SPACs Face Legislative Scrutiny

Carlos Juarez is a Manager for the Capital Markets Group at Mayer Brown LLP. This post is based on his Mayer Brown memorandum.

Two pieces of legislation aimed at imposing additional regulations on special purpose acquisition companies (“SPACs”) were recently introduced in the US House of Representatives.  H.R. 5910, the “Holding SPACs Accountable Act of 2021,” sponsored by Rep. Michael San Nicolas (D-GU), and H.R. 5913, the “Protecting Investors from Excessive SPACs Fees Act of 2021,” sponsored by Rep. Brad Sherman (D-CA), were both introduced on November 9, 2021 and subsequently referred to the House Committee on Financial Services (the “Committee”).  On November 16, after a full committee markup, H.R. 5910 and H.R. 5913 passed the Committee and were ordered reported by a vote of 27-23 and 29-23, respectively.

H.R. 5910 proposes to amend the securities laws to exclude all SPACs from the safe harbor for forward-looking statements (the “Safe Harbor”).  Currently, only forward-looking statements made in connection with the offering of securities by a blank check company are excluded from the Safe Harbor.  The Securities Act of 1933 (the “Securities Act”) defines a blank check company as “a development stage company that has no specific business plan or purpose or has indicated that its business plan is to engage in a merger or acquisition with an unidentified company or companies, or other entity or person” that issues “penny stock.”  The House bill would amend Section 27A of the Securities Act and Section 21E of the Exchange Act to replace the term “blank check company” with “a development stage company that has no specific business plan or purpose or has indicated that its business plan is to acquire or merge with an unidentified company, entity, or person.”  Without reference to issuing penny stocks, H.R. 5910 would exclude all SPACs from the Safe Harbor, not just SPACs issuing penny stock.

In May 2021, the Committee circulated a draft version of H.R. 5910 in advance of its hearing, entitled “Going Public: SPACs, Direct Listings, Public Offerings, and the Need for Investor Protections.”

H.R. 5913 proposes to amend the Investment Advisers Act of 1940 (the “‘40 Act”) and the Exchange Act, to prevent investment advisers, as defined by the ‘40 Act, and brokers and registered representatives of brokers, as defined by Exchange Act, from recommending SPAC securities to a non-accredited investor unless the SPAC’s promote or other economic compensation is less than 5% or the SPAC makes certain disclosures mandated by the Securities and Exchange Commission (the “Commission”).  The legislation would compel the Commission to promulgate a rule requiring the disclosure by SPACs of compensation arrangements, such as a promote, granted to the sponsor of the SPAC when the arrangement would lead to dilutive effects affecting investors in the SPAC.  The dilutive effects of the awards of promotes have been widely criticized.

In April 2021, the first SPAC-focused legislation introduced, S. 1405, the “Sponsor Promote and Compensation (SPAC) Act,” attempted to address the issue of dilutive effects of the compensation structures of SPACs through enhanced disclosure and transparency.

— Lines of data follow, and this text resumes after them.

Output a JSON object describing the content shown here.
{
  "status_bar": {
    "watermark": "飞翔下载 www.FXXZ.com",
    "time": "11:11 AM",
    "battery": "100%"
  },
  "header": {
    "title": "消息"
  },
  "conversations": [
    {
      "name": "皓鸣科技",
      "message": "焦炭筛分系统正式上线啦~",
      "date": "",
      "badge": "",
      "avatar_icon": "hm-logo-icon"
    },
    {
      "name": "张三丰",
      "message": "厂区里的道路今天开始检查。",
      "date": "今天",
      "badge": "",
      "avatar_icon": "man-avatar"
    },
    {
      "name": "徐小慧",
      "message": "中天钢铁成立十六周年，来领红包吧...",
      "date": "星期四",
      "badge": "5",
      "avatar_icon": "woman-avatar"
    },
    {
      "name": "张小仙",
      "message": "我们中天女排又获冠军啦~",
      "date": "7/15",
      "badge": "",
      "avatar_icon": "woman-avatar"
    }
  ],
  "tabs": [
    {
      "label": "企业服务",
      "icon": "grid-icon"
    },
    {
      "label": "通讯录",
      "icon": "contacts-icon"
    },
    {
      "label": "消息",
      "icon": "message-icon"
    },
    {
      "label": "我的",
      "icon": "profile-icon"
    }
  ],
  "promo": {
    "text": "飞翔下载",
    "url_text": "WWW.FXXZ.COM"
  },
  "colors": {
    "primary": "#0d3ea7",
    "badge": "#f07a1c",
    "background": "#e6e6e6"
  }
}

The Senate bill was referred to the Committee on Banking, Housing, and Urban Affairs in April, but has not advanced since.

SEC Chair Gary Gensler testified for the second time as Chair before the Committee in early October. In his prepared remarks, due to certain fees and potential conflicts inherent within SPAC structures, Chair Gensler asked the Staff of the Commission for recommendations relating to enhancing disclosures by SPACs so investors can better understand the associated costs and risks. When questioned about timing a proposed rule, Chair Gensler mentioned he had received preliminary recommendations on enhanced SPAC disclosure but was not prepared to confirm a timeframe.

In her opening statement during the November 16 full committee markup, Committee Chairwoman, Rep. Maxine Waters (D-CA), highlighted that “SPACs…can go public and avoid key IPO requirements,” which, she continued, exposes retail investors to “real risks.”  As SPACs continue to search for initial business combination targets, we expect regulatory and legislative efforts to try to address these and other perceived issues associated with the popular IPO alternative.